Growing Asian appetite for Australian investors

australian investors property real estate investment cent real estate interest rates

4 October 2007
| By Sara Rich |

Shifting capital flows away from US assets, Australians are focusing more on direct investment in Japan and Singapore, according to new research.

The research, which was conducted by Jones Lang LaSalle into the latest global capital flows, highlighted the growing importance of Japanese assets to Australian investors, accounting for 23 per cent of capital flows from Australia.

Findings also indicated that, since early last year, a significant shift away from US assets suggests Australians are looking closer to home for direct investments, with a further 9 per cent of capital flows placed in assets in Singapore.

This is in stark contrast with figures from early 2006, which showed US assets accounted for over 26 per cent of direct investment, with relatively insignificant proportions of Australian investment placed in Japan and Singapore. Today, US assets account for less than 4 per cent of Australian capital flows.

Australian investors continue to be particularly active on the global property investment stage during the first half of this year, placing $US4.1 billion in direct cross-border property investment. And global real estate investment for 2007 is likely to surpass 2006 levels. However, current debt market turbulence will result in volumes in the second half being close to those achieved in recent years, according to the research.
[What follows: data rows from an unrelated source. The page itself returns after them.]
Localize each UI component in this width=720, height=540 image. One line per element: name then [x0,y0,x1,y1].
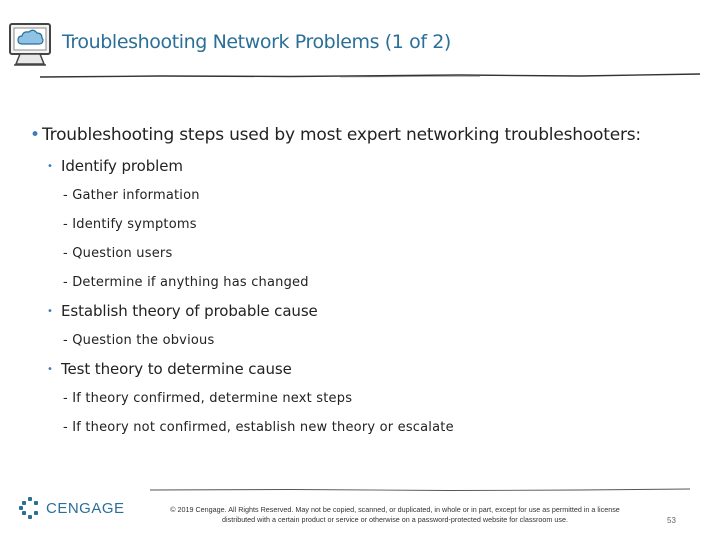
copyright-line-1: © 2019 Cengage. All Rights Reserved. May not be copied, scanned, or duplicated, in whole or in part, except for use as permitted in a license [170,505,620,514]
bullet-dot-icon: • [47,161,53,172]
sub-item: - Identify symptoms [63,217,197,232]
slide-content [30,118,700,442]
bullet-step-2 [47,297,700,326]
copyright-notice [140,505,650,525]
bullet-dot-icon: • [30,125,40,145]
copyright-line-2: distributed with a certain product or service or otherwise on a password-protected website for classroom use. [222,515,568,524]
sub-item: - Gather information [63,188,200,203]
cengage-wordmark: CENGAGE [46,499,125,517]
slide-title: Troubleshooting Network Problems (1 of 2) [62,31,451,53]
computer-cloud-icon [6,18,58,70]
page-number: 53 [667,516,676,525]
bullet-dot-icon: • [47,306,53,317]
cengage-logo-icon [18,496,42,520]
sub-item: - Question users [63,246,173,261]
bullet-dot-icon: • [47,364,53,375]
sub-item: - Determine if anything has changed [63,275,309,290]
bullet-step-3 [47,355,700,384]
sub-item: - If theory confirmed, determine next steps [63,391,353,406]
intro-text: Troubleshooting steps used by most expert networking troubleshooters: [42,125,641,145]
footer-brand [18,496,125,520]
sub-item: - Question the obvious [63,333,215,348]
footer-divider [150,486,690,496]
bullet-intro [30,118,700,152]
title-divider [40,70,700,82]
sub-item: - If theory not confirmed, establish new theory or escalate [63,420,454,435]
step-3-label: Test theory to determine cause [61,360,292,378]
step-1-label: Identify problem [61,157,183,175]
bullet-step-1 [47,152,700,181]
step-2-label: Establish theory of probable cause [61,302,318,320]
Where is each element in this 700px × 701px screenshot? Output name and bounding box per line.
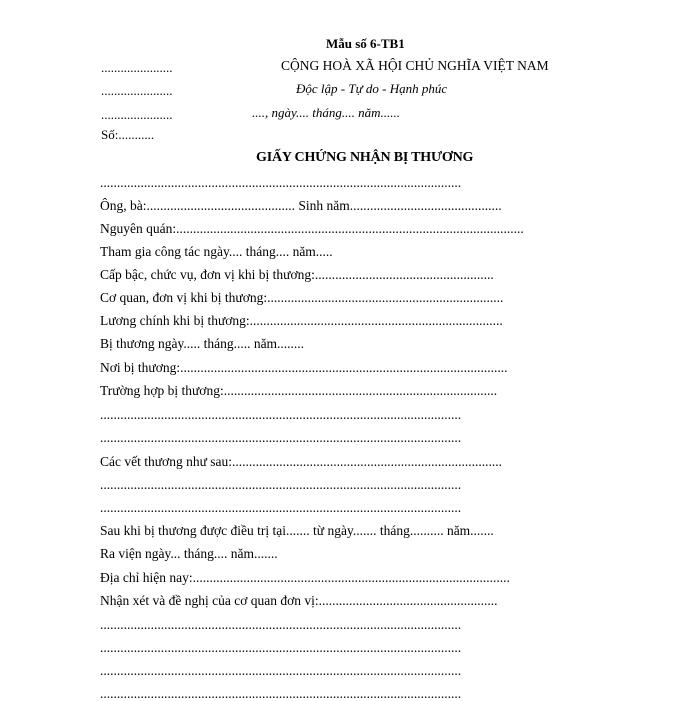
country-name: CỘNG HOÀ XÃ HỘI CHỦ NGHĨA VIỆT NAM [281, 58, 549, 73]
wounds-line: Các vết thương như sau:................................................................................ [100, 454, 503, 469]
agency-line-2: ...................... [101, 83, 173, 98]
agency-comments-line: Nhận xét và đề nghị của cơ quan đơn vị:..................................................... [100, 593, 498, 608]
form-line: ........................................................................................................... [100, 477, 462, 492]
form-line: ........................................................................................................... [100, 663, 462, 678]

Jones Lang LaSalle Australia head of research and consulting Kathryn Matthews said pricing for risk is clearly increasingly returning to investors’ and financiers’ agendas, considering that the credit crunch is still working its way through the system.

“Certainly the Fed’s decision to cut rates last week has helped restore confidence, but was for the most part already factored into the markets and will take time to have any substantial impact on the economy,” she said.

Matthews also pointed out that inflation is still a concern suggesting that what is gained in GDP and market stability today may be offset by higher inflation and a rise in interest rates down the road.

“Over the next several months we expect a return to healthier liquidity levels once the current paper pipeline is further digested as the fundamentals in real estate remain strong. There is liquidity out there and there are plenty of active investors in the market. At this stage, we’re seeing more of an over-reaction, than an over-correction,” she said.